As a consequence of COVID-19, many qualified therapists now offer online support group options for individuals experiencing depression, anxiety, and many other conditions. The biggest benefit is that mental health professionals lead the groups.
Costs for membership of these groups vary by therapist. Some offer the service free of charge. Health insurance may cover the fees in some cases, but an individual should contact their health insurer to confirm coverage.
A person may find the Psychology Today website a little difficult to navigate, and finding a group that suits their needs may take time.
Mental Health America (MHA) offers a free online community support group for individuals living with various mental health conditions, including depression and anxiety. This group has over 26,000 members who share experiences and advice.

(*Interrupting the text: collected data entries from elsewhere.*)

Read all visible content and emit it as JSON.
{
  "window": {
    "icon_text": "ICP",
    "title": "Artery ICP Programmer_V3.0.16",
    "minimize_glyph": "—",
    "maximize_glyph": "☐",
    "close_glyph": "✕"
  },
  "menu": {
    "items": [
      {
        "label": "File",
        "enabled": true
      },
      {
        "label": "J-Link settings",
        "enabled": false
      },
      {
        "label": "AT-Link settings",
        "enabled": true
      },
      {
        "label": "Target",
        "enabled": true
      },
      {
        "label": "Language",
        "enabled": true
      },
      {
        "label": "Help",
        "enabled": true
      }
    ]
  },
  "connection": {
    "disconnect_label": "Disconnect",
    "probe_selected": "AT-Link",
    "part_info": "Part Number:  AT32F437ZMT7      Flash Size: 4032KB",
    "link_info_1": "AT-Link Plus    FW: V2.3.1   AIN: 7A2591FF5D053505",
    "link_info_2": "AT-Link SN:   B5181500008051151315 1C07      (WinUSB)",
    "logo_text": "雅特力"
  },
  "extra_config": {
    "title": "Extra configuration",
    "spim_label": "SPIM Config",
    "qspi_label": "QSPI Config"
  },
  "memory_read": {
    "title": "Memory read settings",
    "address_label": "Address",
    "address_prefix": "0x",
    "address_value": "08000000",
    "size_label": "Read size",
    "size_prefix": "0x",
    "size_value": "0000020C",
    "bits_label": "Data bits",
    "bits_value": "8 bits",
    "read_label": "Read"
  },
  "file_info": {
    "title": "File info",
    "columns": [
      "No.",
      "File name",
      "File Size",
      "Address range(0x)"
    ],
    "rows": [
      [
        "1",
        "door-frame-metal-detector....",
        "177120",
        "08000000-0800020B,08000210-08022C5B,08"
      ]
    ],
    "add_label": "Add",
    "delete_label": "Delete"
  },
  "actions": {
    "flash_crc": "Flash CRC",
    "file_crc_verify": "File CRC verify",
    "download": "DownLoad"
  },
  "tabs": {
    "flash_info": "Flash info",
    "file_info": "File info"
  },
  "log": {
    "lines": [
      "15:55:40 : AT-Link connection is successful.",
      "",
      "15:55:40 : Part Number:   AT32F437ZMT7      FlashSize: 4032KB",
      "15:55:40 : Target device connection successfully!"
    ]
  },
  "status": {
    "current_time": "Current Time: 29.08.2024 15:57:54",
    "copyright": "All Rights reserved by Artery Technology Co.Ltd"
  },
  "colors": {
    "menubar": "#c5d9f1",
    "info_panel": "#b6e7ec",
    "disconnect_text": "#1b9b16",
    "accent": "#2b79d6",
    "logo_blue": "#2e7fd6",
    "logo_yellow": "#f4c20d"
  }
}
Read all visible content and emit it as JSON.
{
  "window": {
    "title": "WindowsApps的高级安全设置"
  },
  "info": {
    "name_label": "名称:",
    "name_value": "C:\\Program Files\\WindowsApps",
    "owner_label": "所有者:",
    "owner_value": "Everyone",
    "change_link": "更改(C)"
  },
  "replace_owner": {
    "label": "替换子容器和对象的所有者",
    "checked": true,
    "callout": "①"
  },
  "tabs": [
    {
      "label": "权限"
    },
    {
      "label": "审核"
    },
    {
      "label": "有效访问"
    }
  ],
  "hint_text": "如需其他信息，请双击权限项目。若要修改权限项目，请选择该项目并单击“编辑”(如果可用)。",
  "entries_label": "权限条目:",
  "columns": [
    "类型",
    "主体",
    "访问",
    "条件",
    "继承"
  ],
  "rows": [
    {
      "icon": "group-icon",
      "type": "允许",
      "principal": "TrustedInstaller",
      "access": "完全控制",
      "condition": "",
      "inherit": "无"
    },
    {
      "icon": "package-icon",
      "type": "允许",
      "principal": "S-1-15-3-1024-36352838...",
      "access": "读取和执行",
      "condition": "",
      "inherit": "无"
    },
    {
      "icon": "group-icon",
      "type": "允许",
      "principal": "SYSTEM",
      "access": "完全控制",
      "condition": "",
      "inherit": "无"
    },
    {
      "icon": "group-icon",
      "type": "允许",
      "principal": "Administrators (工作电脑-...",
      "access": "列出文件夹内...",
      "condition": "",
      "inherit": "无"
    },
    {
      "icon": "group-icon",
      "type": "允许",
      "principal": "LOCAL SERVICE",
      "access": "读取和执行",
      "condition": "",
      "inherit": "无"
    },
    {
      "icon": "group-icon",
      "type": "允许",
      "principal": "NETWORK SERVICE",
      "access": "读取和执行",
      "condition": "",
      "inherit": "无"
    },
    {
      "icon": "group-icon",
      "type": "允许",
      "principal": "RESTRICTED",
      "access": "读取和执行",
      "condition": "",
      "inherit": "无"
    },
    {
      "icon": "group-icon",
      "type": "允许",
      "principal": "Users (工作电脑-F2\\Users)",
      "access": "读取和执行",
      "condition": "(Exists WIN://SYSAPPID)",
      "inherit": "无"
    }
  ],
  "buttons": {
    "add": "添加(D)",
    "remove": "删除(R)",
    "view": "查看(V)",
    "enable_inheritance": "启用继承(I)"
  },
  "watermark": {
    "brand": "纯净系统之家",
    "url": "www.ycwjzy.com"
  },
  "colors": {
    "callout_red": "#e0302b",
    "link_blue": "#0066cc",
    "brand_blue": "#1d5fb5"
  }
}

The organization also has a tool list that they say may help a person feel stronger and more hopeful.
Though the quality of the individual groups may vary, there are no costs to use the service.
These peer-led support groups cater to those living with depression and bipolar disorder and are free of charge. People can share their experiences, offer hope to one another, and discuss coping strategies.
There are also groups for the loved ones of people with mental illness.
Below are answers to some frequently asked questions about online support groups.
Are online support groups effective?
People participating in online support groups will have different experiences depending on the specific group they join and individual viewpoints, attitudes, and personalities.
However, members may find comfort in sharing their experiences with those who have experienced similar situations in these groups. They may also learn new coping strategies.
What types of online support groups are there?
There are online support groups designed for individuals living with various mental health conditions or in challenging situations. Individuals can visit MHA for a comprehensive list of support options.
How do online support groups differ from in-person support groups?
People experience in-person interactions differently than they do online interactions. For example, those in online groups might have difficulty interpreting other members’ body language and facial expressions.
However, online groups are undoubtedly more accessible than in-person groups. They also provide a safe space for sharing and learning from peers.
When might a person need to speak with a doctor?
Though helpful, online support groups should never replace services offered by trained mental health professionals for those with depression, anxiety, or other serious mental health conditions. Equally, if a person is in crisis, they should call 911 rather than seek online help.
If you know someone at immediate risk of self-harm, suicide, or hurting another person:
- Ask the tough question: “Are you considering suicide?”
- Listen to the person without judgment.
- Call 911 or the local emergency number, or text TALK to 741741 to communicate with a trained crisis counselor.
- Stay with the person until professional help arrives.
- Try to remove any weapons, medications, or other potentially harmful objects.
If you or someone you know is having thoughts of suicide, a prevention hotline can help. The 988 Suicide and Crisis Lifeline is available 24 hours a day at 988. During a crisis, people who are hard of hearing can use their preferred relay service or dial 711 then 988.
The popularity of online support groups significantly increased with the onset of COVID-19. Some of these groups are peer-led whereas trained mental health professionals oversee others. The groups help individuals find empathic communities where they can share their stories and seek and give advice.
Groups meet via video call or communicate through forum messages. Costs for membership vary depending on the group, but many groups offer services for free.
Research suggests that online support groups may help alleviate symptoms of mental illnesses and complement in-person talking therapy sessions. Anecdotal evidence shows that support groups may also help diminish feelings of loneliness and isolation.